How Spaying/Neutering Can Guard Your Pet’s Health

Spayed Dog
Help To Prevent Strays By Spaying Your Dog

Your pet, and society in general, can benefit by having your pet de-sexed. Spaying is the surgical removal of a female pet’s uterus and ovaries, whereas neutering a male pet involves removing the testicles. The procedures are performed in sterile conditions with general anesthesia, and should cause minimum discomfort to your pet.

The health benefits of sterilization start with cancer prevention. Removing the reproductive organs eliminates a variety of tumors that can occur in older age. There is a significant reduction in mammary cancer when dogs are spayed.  The greatest benefit occurs when the dog is spayed prior to its first heat.  Females also lose their vulnerability to uterine infections, which can be serious and even life threatening.  Another benefit is safety: Cats and dogs are often driven to roam because of sexual desire, exposing them to various risks, including car accidents. It might be possible to lock up your pet to keep it from roaming, but this can be difficult. Restrained, large male dogs can damage windows, doors and gates if they pick up the scent of a female, and this can cause injuries. By sterilizing your pet, you remove a source of tension and allow it to relax.

A dog can go into heat beginning at five months of age. Each heat cycle lasts about three weeks, during which time she might pass genital blood, lose her appetite, experience grumpiness and have to urinate more often. Cats can go into heat at 4 ½ months, with each cycle lasting about a week. Cycles occur every three weeks. You might notice you cat vocalizing, rolling on her back, assuming odd positions and attempting to escape when in heat. If your pet goes into heat before you have a chance to sterilize it, keep it indoors.

There is also a public health aspect to neutering. A single male dog or cat can impregnate many females in the course of a few hours. Overpopulation leads to millions of unwanted animals, which is cruel and unnecessary. Neutering and spaying reduces overpopulation and the misery it causes. Many of these unwanted animals end up as strays.  Millions of animals are euthanized every year due to overpopulation.

Spay Cat
Spaying Your Cat Is An Act Of Kindness

Having your pet neutered can pay dividends to owners. Anyone who’s ever owned an unneutered male cat knows that it can spray urine on walls, creating smelly residue and an unpleasant environment. Another unattractive trait displayed by unneutered male dogs is humping people and furniture. The presence of sex hormones can cause pets to become aggressive toward other animals and/or people, leading to fights and injuries that can be costly.

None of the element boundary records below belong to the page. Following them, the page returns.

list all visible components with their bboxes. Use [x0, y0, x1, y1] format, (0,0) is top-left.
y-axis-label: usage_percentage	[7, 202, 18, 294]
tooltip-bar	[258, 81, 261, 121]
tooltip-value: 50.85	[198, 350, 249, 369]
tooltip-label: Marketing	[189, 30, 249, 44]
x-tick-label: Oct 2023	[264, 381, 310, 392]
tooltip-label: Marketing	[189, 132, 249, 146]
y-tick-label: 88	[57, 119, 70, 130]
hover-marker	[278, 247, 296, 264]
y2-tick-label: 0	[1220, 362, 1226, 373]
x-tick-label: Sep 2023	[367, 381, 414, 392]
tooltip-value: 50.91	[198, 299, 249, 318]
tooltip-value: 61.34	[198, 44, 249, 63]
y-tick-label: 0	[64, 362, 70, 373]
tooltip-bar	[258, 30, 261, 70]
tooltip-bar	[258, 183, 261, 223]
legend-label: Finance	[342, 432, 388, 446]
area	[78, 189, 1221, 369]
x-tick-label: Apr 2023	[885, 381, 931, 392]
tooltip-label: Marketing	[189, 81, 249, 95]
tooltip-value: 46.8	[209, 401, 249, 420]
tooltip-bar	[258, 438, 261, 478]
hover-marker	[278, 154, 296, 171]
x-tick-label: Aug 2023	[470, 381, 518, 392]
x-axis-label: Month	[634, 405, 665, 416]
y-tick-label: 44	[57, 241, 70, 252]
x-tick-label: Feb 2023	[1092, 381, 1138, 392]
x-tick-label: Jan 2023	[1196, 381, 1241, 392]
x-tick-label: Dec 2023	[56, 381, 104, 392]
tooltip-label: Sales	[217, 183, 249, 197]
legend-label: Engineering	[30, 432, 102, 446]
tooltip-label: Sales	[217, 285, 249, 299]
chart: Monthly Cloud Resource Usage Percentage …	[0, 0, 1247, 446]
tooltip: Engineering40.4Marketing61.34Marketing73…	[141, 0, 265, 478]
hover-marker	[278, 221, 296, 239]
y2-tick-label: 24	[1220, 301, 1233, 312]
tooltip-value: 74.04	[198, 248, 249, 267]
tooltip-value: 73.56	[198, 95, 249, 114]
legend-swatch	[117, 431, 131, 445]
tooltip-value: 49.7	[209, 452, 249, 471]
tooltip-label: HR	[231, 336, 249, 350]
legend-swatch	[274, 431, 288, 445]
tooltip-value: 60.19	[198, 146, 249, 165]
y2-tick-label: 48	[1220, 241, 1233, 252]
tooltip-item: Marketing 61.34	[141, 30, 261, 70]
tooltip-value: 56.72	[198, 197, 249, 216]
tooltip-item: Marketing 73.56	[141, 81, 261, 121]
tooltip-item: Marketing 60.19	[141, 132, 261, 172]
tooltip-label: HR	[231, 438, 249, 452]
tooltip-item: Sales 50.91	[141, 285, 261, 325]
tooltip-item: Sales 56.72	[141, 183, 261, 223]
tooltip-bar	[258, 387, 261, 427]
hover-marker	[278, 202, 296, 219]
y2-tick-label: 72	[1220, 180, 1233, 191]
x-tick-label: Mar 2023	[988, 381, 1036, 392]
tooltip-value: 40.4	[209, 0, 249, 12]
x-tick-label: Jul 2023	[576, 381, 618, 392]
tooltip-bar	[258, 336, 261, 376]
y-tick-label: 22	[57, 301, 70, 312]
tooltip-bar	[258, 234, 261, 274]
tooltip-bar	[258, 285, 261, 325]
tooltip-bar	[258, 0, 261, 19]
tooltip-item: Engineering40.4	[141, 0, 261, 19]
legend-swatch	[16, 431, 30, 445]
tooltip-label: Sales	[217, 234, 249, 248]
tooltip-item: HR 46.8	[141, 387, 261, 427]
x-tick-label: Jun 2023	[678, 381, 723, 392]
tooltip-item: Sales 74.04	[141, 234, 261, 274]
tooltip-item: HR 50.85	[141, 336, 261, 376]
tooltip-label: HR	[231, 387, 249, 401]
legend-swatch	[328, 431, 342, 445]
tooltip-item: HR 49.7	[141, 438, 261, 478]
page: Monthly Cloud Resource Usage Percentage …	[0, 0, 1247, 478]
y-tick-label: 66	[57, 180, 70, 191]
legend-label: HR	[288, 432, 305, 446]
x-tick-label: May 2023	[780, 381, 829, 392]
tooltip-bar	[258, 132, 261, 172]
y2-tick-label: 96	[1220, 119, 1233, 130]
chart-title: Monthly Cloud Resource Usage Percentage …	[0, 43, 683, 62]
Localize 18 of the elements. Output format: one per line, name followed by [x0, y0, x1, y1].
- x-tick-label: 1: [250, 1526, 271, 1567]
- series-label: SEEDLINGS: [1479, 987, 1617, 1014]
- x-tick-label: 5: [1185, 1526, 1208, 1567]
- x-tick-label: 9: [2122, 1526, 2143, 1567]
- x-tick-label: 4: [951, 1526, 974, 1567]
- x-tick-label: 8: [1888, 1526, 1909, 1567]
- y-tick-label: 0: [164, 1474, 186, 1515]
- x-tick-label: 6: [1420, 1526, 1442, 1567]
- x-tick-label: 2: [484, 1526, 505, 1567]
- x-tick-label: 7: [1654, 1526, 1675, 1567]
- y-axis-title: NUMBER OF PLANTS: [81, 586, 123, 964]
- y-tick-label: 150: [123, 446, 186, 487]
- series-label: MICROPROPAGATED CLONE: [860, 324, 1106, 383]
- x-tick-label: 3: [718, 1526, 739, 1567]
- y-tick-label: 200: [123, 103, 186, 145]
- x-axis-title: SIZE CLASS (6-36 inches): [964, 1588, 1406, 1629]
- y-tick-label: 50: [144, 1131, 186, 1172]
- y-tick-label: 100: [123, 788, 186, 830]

Several myths have arisen about spaying and neutering that might cause some owners to hesitate. Here are some old wives’ tales:

  • Guard dogs: The myth is that neutering will remove the natural protective instincts of a guard dog. In truth, neutering does not reduce the abilities of a guard dog or watch dog, and it will still protect its territory as aggressively as before.
  • Weight: Neutering or spaying your pet will not make it lazy and fat. However, not enough exercise and/or too much food will put the pounds on your pet.
  • Psychological scars: Some folks think that surgical removal of the sex organs leaves their pets with a permanent psychological scar. In fact, the surgery is routine and causes little or no pain. It does no permanent harm, physical or emotional, to your pet. Rather, your pet’s psyche will benefit by avoiding sexual anxiety.

Generally, cats and dogs should be spayed/neutered between the ages of around five to six months. Kittens and puppies can be sterilized at a younger age, as early as two months, which is commonly done for shelter and rescue animals. Younger pets may recover quicker than do older ones. Spaying females before four months ensures that they will never go into heat. Pets can be sterilized at any age, although your vet will have to assess the health of older pets to ensure they can handle anesthesia.